It's still interesting, what the first mentioning of fp3 port for FMAC operations was good for. I thought, it was a typo, but more of the kind "fp3" instead of "fp2" in one case. It could still be related to register file port usage and/or bridged FMA, but probably not that useful for telling the compiler. Due to the correction patch I'm still looking further into the FPU topic, as promised earlier. I'll cover that in a followup posting.

Finally there is a hint at good hardware prefetcher performance (or bad interferences?), as AMD recommends to switch off default software prefetching for the znver1 target in GCC.

BTW have you ever heard of a processor core having 2 front ends and one shared back end?

Update: There is an update of the bespoken patches, posted on the same day as this blog entry. You can see it here. So far I didn't see any significant additions other than cleanups and fixes.

5 comments:

Nintendo Maniac 64 said...

"16/02/16"

Hah, that's quite the date!
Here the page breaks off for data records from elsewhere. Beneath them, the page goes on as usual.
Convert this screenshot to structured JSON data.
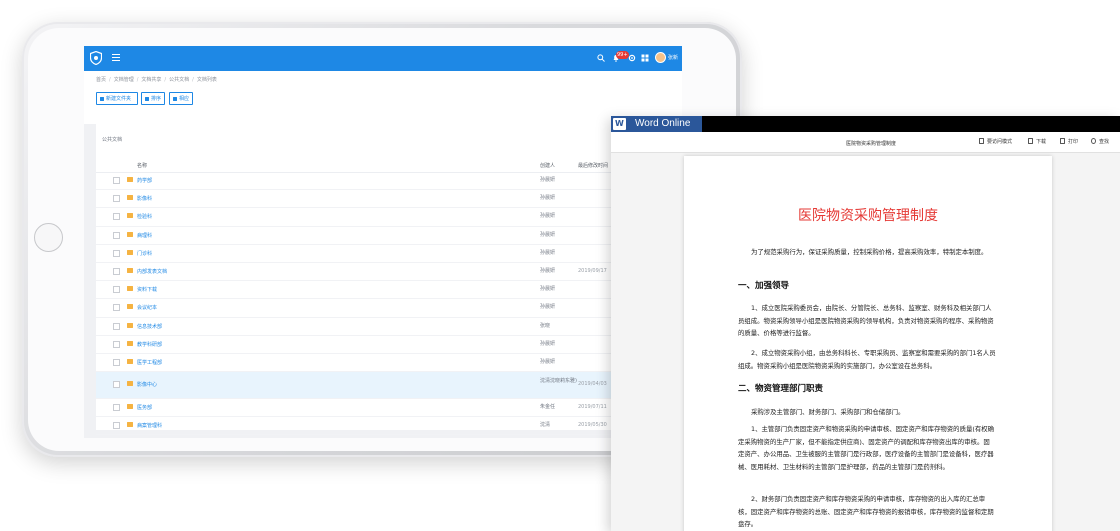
{
  "tablet_app": {
    "header": {
      "badge": "99+",
      "user_name": "张新"
    },
    "breadcrumb": [
      "首页",
      "文档管理",
      "文档共享",
      "公共文档",
      "文档列表"
    ],
    "toolbar": {
      "new_folder": "新建文件夹",
      "sort": "排序",
      "manage": "相应"
    },
    "panel": {
      "title": "公共文档",
      "columns": {
        "name": "名称",
        "creator": "创建人",
        "modified": "最后修改时间"
      },
      "rows": [
        {
          "name": "药学部",
          "creator": "孙晨妍",
          "date": ""
        },
        {
          "name": "影像科",
          "creator": "孙晨妍",
          "date": ""
        },
        {
          "name": "检验科",
          "creator": "孙晨妍",
          "date": ""
        },
        {
          "name": "病理科",
          "creator": "孙晨妍",
          "date": ""
        },
        {
          "name": "门诊科",
          "creator": "孙晨妍",
          "date": ""
        },
        {
          "name": "内部发表文档",
          "creator": "孙晨妍",
          "date": "2019/09/17"
        },
        {
          "name": "资料下载",
          "creator": "孙晨妍",
          "date": ""
        },
        {
          "name": "会议纪本",
          "creator": "孙晨妍",
          "date": ""
        },
        {
          "name": "信息技术部",
          "creator": "张晓",
          "date": ""
        },
        {
          "name": "教学科研部",
          "creator": "孙晨妍",
          "date": ""
        },
        {
          "name": "医学工程部",
          "creator": "孙晨妍",
          "date": ""
        },
        {
          "name": "影像中心",
          "creator": "沈清沈晓莉东雅)",
          "date": "2019/04/03",
          "highlight": true
        },
        {
          "name": "医务部",
          "creator": "朱金任",
          "date": "2019/07/11"
        },
        {
          "name": "病案管理科",
          "creator": "沈清",
          "date": "2019/05/30"
        }
      ]
    }
  },
  "word_online": {
    "app_title": "Word Online",
    "doc_name": "医院物资采购管理制度",
    "actions": {
      "edit": "要访问模式",
      "download": "下载",
      "print": "打印",
      "find": "查找"
    },
    "document": {
      "title": "医院物资采购管理制度",
      "intro": "为了规范采购行为，保证采购质量，控制采购价格，提高采购效率，特制定本制度。",
      "section1": "一、加强领导",
      "p1": "1、成立医院采购委员会，由院长、分管院长、总务科、监察室、财务科及相关部门人员组成。物资采购领导小组是医院物资采购的领导机构，负责对物资采购的程序、采购物资的质量、价格等进行监督。",
      "p2": "2、成立物资采购小组，由总务科科长、专职采购员、监察室和需要采购的部门1名人员组成。物资采购小组是医院物资采购的实施部门，办公室设在总务科。",
      "section2": "二、物资管理部门职责",
      "p3": "采购涉及主管部门、财务部门、采购部门和仓储部门。",
      "p4": "1、主管部门负责固定资产和物资采购的申请审核、固定资产和库存物资的质量(有权确定采购物资的生产厂家，但不能指定供应商)、固定资产的调配和库存物资出库的审核。固定资产、办公用品、卫生被服的主管部门是行政部，医疗设备的主管部门是设备科，医疗器械、医用耗材、卫生材料的主管部门是护理部，药品的主管部门是药剂科。",
      "p5": "2、财务部门负责固定资产和库存物资采购的申请审核，库存物资的出入库的汇总审核，固定资产和库存物资的总账、固定资产和库存物资的报销审核，库存物资的监督和定期盘存。"
    }
  }
}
I must admit though, it really did through me for a loop for a moment, especially combined with the use of a two-digit year.
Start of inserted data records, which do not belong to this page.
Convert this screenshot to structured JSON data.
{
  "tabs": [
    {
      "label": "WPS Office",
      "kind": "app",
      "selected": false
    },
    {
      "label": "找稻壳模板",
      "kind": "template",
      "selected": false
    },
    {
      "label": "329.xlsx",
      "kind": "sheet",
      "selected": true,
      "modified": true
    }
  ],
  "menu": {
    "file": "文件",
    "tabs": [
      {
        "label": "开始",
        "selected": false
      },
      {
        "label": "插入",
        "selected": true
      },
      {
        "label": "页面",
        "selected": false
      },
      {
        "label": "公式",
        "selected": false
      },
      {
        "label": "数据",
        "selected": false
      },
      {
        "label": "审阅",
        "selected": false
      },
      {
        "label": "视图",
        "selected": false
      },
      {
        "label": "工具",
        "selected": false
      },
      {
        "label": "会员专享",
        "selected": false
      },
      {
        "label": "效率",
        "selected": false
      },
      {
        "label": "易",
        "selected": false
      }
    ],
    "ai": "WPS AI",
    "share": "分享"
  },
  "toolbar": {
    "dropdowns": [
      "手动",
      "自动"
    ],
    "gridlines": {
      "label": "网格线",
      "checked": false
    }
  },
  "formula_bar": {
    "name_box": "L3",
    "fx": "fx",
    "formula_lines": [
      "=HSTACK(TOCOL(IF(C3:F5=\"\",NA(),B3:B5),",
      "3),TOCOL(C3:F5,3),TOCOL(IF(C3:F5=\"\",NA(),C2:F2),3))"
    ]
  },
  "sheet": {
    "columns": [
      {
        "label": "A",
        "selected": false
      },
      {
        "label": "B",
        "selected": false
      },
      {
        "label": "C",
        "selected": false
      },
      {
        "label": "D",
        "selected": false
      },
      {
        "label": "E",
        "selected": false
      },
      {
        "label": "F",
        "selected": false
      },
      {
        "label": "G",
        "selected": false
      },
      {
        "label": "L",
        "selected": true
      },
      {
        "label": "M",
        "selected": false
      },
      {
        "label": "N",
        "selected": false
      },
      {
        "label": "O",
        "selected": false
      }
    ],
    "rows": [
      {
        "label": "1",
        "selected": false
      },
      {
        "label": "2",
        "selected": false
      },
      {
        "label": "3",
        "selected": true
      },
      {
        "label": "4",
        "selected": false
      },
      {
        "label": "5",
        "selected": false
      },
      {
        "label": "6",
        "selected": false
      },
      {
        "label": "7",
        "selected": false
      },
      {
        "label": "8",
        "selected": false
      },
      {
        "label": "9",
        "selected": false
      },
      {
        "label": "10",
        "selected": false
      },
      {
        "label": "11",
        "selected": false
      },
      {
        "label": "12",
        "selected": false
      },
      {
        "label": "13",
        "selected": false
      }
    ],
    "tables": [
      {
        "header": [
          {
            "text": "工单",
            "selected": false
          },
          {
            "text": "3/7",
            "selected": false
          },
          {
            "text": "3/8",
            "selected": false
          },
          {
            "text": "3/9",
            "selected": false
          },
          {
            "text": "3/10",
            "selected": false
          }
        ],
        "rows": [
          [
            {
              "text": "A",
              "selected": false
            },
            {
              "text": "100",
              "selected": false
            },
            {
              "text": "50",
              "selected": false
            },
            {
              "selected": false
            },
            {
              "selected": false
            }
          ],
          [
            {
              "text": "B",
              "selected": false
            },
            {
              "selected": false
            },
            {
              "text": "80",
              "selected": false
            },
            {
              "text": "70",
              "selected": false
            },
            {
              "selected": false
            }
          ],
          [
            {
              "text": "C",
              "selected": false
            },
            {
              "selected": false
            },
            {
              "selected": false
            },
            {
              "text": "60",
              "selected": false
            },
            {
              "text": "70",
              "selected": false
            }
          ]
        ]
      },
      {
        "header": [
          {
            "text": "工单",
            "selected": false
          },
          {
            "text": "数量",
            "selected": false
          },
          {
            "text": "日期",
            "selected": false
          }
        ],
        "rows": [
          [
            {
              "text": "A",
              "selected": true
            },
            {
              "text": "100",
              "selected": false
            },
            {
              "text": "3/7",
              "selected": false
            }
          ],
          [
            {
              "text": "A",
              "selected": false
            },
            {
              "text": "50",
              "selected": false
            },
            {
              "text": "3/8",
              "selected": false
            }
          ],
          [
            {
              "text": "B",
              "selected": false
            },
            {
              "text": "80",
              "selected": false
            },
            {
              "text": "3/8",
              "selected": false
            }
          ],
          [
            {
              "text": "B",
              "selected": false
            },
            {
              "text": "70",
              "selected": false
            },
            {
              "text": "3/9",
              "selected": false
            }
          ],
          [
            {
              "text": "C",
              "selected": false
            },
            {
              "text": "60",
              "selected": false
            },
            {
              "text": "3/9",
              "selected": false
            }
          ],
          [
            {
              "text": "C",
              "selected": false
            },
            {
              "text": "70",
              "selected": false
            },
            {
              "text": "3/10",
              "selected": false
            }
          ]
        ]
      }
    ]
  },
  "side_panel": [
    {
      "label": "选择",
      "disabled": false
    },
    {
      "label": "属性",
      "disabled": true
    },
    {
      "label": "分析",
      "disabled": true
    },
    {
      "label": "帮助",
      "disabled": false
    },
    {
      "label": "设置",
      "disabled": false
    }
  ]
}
Though, if you use a 4-digit year (that being 2016/02/16) then you still end up with quite the funky date where it's still only using the numbers 0, 1, 2, and 6, and using each number exactly twice.

Nguyễn Viết Thành said...

https://patchwork.ozlabs.org/patch/599066/

(define_insn_reservation "znver1_sseimul_avx256" 4
(and (eq_attr "cpu" "znver1")
(and (eq_attr "mode" "OI")
(and (eq_attr "type" "sseimul")
(eq_attr "memory" "none"))))
"znver1-double,znver1-fp0*4")

(define_insn_reservation "znver1_sseimul_avx256_load" 8
(and (eq_attr "cpu" "znver1")
(and (eq_attr "mode" "OI")
(and (eq_attr "type" "sseimul")
(eq_attr "memory" "load"))))
"znver1-double,znver1-load,znver1-fp0*4")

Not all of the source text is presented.